Let us assume that for some reason Iraq will present incomplete or even, Allah forbid, deliberately wrong data. This cannot yet be qualified as "material breach". Such a breach -- read paragraph 4 - is "falsified information, omissions and Iraq's refusal to fully meet the conditions of the resolution". The conjunction "and" in this phrase is exceptionally important. It was put there purposely, following a gruelling struggle in the Security Council, and with the sole aim: to underscore the idea that a wrong or incomplete declaration is not in itself a "material breach".

And without the fact of such breach it is not easy even for such hawks like Paul Wolfowitz to decide to go to war.

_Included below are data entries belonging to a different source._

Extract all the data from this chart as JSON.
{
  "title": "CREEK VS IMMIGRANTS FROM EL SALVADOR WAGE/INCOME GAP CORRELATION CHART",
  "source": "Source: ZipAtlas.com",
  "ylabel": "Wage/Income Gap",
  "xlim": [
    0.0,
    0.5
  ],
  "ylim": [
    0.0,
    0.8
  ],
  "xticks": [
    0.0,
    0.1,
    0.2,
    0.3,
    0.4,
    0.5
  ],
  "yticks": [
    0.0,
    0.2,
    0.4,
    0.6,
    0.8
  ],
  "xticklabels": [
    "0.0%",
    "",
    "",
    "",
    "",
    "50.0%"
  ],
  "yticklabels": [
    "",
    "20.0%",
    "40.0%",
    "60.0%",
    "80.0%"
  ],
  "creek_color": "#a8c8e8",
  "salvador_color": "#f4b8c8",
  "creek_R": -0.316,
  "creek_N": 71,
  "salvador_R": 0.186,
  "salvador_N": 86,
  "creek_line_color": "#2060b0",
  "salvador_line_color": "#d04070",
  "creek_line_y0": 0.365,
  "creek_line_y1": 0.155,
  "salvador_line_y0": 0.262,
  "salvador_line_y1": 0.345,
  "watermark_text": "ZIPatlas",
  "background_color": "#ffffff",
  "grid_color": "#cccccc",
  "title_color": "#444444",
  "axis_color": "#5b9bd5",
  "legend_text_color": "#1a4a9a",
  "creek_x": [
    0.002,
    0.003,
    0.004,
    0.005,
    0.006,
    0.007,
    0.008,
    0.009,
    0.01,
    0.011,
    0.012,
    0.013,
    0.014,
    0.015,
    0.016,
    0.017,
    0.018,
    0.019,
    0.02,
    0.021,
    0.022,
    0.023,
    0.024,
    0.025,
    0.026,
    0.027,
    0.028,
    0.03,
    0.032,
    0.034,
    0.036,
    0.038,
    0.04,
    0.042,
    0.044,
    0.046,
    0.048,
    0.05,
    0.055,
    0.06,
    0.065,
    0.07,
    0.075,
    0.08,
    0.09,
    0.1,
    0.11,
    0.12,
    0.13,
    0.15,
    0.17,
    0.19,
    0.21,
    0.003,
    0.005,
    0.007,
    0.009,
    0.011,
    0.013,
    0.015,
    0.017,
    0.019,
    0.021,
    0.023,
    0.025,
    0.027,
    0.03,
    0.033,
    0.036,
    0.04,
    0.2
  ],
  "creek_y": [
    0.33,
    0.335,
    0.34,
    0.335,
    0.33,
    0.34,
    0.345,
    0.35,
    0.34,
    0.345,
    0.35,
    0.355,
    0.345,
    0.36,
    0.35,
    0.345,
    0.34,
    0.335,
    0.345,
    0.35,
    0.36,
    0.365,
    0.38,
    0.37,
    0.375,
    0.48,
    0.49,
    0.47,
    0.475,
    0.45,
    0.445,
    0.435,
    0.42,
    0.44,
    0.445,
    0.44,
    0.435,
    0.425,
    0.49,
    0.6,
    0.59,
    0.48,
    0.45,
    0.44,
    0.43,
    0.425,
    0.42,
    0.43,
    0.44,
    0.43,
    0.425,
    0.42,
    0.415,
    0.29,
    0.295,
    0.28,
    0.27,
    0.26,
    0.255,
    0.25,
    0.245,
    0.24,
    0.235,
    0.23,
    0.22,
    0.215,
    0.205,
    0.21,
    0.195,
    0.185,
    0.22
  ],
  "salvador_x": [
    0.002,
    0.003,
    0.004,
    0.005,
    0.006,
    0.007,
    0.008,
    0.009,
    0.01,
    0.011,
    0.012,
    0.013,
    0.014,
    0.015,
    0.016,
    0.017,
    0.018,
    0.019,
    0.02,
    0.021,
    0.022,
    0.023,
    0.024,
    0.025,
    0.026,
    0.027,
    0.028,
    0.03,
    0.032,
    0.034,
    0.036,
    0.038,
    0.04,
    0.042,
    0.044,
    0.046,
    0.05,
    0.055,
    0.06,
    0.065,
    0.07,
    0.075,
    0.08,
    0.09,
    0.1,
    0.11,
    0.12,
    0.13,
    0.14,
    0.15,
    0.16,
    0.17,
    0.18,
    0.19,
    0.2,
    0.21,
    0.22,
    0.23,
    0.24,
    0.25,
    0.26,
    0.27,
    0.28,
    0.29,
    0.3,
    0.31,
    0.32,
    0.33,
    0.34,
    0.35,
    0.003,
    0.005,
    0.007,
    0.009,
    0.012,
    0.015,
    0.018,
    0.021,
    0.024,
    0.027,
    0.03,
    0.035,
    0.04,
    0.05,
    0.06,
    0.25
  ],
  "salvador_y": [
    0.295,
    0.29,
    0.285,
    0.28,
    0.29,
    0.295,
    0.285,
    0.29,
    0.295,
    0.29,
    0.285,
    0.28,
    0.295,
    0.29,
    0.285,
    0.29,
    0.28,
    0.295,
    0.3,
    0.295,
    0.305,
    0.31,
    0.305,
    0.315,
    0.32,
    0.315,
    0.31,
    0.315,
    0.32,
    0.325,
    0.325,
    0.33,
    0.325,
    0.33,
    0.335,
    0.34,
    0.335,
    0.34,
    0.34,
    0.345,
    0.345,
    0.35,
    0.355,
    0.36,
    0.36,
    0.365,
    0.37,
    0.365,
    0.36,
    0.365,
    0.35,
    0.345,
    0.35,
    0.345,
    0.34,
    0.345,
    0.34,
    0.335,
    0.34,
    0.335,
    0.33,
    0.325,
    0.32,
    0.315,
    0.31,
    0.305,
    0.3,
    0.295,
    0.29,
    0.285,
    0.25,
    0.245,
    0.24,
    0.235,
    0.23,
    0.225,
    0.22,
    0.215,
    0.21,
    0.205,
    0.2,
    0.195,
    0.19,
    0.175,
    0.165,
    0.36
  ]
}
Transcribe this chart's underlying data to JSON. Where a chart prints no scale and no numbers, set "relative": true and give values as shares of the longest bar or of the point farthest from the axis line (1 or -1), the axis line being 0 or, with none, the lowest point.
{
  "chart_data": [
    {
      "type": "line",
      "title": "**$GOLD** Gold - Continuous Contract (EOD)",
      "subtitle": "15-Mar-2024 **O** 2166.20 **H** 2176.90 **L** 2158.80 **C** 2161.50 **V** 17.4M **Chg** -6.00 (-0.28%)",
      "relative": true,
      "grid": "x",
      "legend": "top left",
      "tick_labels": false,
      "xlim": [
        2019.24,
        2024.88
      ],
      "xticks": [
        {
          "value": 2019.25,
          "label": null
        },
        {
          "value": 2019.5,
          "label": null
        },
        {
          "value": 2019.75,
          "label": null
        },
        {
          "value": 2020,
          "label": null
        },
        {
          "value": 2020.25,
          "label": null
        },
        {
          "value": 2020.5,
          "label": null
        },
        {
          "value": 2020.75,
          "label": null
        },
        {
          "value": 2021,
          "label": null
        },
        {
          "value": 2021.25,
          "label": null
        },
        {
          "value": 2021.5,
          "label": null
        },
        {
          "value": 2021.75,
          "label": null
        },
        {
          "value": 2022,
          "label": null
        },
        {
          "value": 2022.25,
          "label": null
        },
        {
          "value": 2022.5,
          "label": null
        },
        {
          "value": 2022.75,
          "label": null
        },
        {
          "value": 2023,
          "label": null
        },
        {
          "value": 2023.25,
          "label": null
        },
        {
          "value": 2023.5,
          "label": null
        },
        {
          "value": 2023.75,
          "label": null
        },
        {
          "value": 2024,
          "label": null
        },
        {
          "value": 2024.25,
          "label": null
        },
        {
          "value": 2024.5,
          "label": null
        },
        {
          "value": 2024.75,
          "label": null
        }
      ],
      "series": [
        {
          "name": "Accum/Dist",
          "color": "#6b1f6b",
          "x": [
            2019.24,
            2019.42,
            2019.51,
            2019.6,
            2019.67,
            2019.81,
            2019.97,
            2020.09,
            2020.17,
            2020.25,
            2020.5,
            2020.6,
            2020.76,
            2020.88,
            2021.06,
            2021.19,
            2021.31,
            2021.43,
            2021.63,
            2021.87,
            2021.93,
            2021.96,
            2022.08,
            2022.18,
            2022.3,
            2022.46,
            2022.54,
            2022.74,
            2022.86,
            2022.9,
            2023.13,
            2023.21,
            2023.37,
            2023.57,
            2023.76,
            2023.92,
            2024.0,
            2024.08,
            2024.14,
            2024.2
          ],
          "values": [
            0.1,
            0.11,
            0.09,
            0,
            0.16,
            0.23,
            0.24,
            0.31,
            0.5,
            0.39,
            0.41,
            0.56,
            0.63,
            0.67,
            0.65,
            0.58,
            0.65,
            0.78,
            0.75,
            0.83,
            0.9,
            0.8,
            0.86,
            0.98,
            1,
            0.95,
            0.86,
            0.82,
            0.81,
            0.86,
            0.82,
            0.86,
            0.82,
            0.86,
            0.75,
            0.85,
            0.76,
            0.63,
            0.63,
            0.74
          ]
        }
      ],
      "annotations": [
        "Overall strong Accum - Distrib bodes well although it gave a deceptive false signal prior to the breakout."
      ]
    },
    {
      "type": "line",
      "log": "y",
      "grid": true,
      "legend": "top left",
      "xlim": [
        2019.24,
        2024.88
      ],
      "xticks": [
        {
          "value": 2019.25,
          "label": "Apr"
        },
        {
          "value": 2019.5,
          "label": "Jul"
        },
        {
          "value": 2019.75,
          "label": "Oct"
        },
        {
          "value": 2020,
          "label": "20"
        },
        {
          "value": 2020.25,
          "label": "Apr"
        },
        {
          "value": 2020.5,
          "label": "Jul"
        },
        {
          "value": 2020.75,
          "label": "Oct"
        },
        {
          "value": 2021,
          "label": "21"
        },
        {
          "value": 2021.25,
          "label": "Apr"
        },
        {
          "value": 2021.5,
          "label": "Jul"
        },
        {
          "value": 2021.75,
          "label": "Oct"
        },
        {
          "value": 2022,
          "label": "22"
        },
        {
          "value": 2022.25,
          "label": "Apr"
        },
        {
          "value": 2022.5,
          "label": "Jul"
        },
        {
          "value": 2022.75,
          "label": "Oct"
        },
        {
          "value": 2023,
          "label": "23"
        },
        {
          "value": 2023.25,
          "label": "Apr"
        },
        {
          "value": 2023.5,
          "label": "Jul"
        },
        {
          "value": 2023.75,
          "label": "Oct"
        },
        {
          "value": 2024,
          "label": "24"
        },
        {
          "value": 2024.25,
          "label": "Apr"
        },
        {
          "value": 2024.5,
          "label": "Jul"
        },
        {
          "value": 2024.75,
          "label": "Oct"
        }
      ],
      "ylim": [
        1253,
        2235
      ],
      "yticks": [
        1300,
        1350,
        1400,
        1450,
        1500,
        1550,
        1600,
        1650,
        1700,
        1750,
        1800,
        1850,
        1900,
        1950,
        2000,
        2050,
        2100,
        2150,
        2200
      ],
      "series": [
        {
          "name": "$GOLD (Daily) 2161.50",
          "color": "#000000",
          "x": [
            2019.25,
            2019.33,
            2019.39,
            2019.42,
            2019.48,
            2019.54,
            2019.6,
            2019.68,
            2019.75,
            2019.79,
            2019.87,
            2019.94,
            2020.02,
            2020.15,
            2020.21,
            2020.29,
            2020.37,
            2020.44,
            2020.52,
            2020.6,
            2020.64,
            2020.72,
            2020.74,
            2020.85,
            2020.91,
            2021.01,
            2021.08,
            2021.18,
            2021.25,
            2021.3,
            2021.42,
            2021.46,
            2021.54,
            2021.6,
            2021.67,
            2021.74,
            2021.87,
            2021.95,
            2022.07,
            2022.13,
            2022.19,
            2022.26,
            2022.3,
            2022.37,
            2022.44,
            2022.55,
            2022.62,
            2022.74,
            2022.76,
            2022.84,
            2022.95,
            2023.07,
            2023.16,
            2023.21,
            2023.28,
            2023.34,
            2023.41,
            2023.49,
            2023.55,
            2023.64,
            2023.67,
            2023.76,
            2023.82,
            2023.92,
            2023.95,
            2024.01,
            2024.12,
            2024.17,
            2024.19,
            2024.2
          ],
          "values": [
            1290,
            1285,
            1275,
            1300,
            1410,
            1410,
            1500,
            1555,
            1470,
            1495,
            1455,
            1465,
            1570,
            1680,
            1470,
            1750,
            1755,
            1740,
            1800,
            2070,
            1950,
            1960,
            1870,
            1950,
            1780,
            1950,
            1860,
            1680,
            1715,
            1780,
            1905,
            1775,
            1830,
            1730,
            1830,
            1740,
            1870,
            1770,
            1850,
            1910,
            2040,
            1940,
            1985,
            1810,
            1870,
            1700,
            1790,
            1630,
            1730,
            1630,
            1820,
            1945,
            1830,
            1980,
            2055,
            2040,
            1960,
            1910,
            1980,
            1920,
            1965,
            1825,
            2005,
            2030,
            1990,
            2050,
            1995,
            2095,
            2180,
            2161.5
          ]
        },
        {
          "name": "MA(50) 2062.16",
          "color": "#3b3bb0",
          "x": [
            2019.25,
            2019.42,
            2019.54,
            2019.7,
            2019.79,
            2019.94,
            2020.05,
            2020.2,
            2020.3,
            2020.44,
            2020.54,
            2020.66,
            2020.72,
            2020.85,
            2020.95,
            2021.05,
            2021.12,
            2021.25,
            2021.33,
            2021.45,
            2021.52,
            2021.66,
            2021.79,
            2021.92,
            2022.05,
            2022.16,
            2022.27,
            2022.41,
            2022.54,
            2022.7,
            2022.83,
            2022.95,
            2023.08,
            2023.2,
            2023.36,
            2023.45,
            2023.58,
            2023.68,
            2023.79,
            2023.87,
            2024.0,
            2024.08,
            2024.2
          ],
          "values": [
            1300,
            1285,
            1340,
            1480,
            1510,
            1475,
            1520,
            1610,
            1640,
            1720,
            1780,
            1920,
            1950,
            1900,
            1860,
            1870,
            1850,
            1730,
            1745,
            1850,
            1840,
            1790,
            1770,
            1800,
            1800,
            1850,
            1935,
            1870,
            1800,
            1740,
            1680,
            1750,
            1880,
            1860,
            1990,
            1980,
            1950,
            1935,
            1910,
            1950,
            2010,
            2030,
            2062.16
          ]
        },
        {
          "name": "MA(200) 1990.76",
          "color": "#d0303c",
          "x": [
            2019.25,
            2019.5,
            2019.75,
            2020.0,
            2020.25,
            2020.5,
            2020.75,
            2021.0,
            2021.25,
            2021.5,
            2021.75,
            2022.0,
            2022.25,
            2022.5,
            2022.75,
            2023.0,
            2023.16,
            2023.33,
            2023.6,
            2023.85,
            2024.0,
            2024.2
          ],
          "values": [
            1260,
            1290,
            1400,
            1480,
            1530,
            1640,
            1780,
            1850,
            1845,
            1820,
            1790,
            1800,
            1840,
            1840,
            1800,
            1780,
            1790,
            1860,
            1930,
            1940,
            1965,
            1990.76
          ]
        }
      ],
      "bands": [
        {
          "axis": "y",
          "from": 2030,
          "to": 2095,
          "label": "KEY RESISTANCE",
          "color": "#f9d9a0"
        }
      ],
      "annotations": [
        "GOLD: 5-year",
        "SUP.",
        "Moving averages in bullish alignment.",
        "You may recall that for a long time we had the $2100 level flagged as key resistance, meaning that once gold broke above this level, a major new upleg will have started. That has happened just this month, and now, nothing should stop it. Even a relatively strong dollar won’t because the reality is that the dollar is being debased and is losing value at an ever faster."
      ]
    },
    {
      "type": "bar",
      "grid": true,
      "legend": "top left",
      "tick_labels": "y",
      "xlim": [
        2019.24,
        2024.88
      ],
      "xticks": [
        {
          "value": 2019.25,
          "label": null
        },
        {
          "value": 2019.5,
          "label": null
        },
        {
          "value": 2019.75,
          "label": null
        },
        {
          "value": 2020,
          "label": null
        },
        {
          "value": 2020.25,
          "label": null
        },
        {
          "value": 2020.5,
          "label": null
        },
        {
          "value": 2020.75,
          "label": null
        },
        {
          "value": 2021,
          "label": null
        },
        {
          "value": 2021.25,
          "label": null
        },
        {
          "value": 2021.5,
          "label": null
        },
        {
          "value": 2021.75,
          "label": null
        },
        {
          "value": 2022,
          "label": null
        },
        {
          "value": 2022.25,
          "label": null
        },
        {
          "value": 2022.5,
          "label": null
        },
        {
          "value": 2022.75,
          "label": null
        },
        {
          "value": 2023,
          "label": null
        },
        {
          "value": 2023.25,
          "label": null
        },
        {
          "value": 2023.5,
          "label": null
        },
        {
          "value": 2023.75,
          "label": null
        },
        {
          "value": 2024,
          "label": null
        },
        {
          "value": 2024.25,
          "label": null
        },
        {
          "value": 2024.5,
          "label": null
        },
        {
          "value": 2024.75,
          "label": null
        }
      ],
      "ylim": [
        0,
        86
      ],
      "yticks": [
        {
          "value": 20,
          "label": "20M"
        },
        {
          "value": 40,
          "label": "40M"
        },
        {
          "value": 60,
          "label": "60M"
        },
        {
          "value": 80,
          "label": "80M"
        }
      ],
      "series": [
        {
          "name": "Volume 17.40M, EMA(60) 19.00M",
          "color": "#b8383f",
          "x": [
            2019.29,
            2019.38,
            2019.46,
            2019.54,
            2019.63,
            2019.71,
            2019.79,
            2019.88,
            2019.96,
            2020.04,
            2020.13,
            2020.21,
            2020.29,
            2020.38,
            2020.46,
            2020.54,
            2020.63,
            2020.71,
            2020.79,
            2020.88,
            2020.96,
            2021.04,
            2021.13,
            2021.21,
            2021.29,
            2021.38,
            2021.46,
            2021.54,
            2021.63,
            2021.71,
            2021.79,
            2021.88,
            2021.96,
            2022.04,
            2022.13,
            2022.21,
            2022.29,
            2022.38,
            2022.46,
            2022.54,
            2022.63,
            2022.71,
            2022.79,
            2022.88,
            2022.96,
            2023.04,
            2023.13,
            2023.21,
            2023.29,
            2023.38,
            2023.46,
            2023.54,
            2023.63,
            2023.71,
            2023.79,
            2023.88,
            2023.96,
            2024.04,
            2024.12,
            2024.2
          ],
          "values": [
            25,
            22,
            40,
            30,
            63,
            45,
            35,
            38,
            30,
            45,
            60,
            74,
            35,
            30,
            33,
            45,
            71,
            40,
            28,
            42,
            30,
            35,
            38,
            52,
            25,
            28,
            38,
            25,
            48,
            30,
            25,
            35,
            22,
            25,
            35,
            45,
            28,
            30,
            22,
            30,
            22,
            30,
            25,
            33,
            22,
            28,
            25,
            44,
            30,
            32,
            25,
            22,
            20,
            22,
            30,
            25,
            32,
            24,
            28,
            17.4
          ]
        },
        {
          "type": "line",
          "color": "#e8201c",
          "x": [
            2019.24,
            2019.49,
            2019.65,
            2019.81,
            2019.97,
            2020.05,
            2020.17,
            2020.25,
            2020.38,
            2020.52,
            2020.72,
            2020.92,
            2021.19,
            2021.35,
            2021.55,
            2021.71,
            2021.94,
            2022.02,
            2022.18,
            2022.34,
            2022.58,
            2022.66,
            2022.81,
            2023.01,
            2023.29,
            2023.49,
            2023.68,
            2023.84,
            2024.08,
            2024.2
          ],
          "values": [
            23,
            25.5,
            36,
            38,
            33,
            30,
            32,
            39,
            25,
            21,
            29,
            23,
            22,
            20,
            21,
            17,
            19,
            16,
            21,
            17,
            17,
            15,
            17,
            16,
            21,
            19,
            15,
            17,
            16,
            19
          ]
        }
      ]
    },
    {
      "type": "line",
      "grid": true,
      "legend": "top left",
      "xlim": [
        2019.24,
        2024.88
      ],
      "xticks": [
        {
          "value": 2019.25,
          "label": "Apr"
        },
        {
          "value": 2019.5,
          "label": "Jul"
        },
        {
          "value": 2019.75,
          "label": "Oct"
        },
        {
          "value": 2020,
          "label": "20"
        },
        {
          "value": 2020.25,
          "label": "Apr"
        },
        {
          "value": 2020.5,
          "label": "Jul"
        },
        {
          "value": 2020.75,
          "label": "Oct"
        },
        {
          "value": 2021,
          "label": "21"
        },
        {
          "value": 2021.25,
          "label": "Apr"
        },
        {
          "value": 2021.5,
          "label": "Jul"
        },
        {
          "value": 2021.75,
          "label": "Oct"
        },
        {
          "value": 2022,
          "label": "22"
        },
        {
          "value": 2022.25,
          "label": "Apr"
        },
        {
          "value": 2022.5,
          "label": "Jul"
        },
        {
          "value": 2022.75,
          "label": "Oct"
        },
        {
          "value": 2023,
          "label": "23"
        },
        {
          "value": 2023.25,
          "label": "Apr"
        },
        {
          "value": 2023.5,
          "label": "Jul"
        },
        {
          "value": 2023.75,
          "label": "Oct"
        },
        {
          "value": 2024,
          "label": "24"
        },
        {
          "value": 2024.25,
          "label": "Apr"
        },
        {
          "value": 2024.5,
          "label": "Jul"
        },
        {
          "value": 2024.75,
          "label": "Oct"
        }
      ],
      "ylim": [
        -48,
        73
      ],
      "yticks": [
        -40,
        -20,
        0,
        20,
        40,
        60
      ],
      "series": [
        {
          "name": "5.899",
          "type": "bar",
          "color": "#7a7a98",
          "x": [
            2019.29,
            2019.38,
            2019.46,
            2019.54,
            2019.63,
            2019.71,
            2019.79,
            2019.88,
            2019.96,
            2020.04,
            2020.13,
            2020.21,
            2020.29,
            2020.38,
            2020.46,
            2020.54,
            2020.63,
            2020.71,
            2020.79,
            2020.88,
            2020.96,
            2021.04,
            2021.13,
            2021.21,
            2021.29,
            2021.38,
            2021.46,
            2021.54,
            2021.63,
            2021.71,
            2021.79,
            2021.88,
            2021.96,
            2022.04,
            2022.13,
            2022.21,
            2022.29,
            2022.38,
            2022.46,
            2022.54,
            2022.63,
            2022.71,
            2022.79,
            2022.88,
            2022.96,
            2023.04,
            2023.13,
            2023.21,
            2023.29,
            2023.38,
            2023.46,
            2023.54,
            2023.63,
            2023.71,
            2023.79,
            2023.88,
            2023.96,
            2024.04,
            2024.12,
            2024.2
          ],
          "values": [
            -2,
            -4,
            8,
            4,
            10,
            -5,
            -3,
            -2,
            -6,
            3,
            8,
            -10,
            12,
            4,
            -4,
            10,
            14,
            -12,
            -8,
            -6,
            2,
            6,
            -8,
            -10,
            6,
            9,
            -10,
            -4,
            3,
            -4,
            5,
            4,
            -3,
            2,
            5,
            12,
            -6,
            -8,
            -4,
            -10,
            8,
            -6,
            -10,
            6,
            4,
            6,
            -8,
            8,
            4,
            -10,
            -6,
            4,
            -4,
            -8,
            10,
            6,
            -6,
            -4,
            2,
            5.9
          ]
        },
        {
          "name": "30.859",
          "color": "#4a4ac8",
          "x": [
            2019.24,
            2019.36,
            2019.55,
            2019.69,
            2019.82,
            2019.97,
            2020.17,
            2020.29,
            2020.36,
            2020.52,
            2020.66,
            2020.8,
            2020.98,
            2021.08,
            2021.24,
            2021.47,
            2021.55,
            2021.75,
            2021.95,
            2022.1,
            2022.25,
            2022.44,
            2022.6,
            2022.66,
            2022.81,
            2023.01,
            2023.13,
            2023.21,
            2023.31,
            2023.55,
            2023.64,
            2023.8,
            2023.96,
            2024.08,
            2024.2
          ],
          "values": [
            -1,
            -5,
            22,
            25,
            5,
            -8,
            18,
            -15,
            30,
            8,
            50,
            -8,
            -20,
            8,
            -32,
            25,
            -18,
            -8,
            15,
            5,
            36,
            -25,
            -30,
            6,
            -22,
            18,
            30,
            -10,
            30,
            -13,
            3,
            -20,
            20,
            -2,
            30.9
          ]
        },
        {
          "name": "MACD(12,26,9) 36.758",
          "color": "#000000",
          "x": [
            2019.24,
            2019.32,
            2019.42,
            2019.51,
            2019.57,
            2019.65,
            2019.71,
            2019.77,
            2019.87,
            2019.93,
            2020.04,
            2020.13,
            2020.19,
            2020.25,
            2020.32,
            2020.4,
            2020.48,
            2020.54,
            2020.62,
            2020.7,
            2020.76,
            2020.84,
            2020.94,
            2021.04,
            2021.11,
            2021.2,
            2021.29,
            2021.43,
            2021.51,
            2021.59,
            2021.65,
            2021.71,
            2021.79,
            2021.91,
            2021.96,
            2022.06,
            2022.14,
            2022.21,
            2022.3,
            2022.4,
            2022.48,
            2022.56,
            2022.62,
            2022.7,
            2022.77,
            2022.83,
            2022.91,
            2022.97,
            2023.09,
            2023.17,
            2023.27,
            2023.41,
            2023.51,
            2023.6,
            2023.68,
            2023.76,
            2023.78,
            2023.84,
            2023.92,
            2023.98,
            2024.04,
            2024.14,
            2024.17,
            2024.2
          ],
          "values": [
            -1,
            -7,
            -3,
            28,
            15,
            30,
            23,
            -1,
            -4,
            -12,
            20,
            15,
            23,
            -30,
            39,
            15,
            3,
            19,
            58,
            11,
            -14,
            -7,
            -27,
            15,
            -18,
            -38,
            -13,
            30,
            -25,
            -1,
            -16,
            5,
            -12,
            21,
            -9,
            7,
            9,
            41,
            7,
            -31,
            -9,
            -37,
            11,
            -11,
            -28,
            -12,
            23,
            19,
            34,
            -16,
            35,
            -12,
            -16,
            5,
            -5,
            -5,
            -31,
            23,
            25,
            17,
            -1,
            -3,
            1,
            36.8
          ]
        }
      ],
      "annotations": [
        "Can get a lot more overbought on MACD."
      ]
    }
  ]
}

In this situation, the United States is being increasingly tempted to find something in Iraq, even if there is nothing there. The western press is rolling out a multitude of malignant stories intended to discredit the Iraqi authorities and, into the bargain, the UN inspectors themselves. The range of topics is boundless. Hear, hear! Over the past four years a wily Hussein has hidden his weapons under mosques, cemeteries and in private flats. Patriotic-minded Iraqis sleep on nuclear rods, while steel cylinders with sarin are buried in coffins.

UN commission head Hans Blix is too soft with Baghdad, afraid to anger it. So he has recruited into his team not veteran inspectors, but inexperienced tyros unable to nose out the forbidden tracks. Moreover, the UN has invited for the post of an inspector Harvey McGeorge, an American, the founder and former president of the sado-masochistic club Black Rose, also former chairman of the national coalition for sexual freedoms. For inspectors like McGeorge all weapons of mass destruction boil down to a leather strap ...

It looks as if this campaign is called upon to justify the US intention as soon as possible to enact point 5 of resolution 1441, allowing UN inspectors to take local scientists and military out of Iraq for questioning. The United States has already given it to understand: it will give an Iraqi deserter and his family "green cards", accommodation, and big sums of money -- let him only "expose Saddam Hussein's military secrets".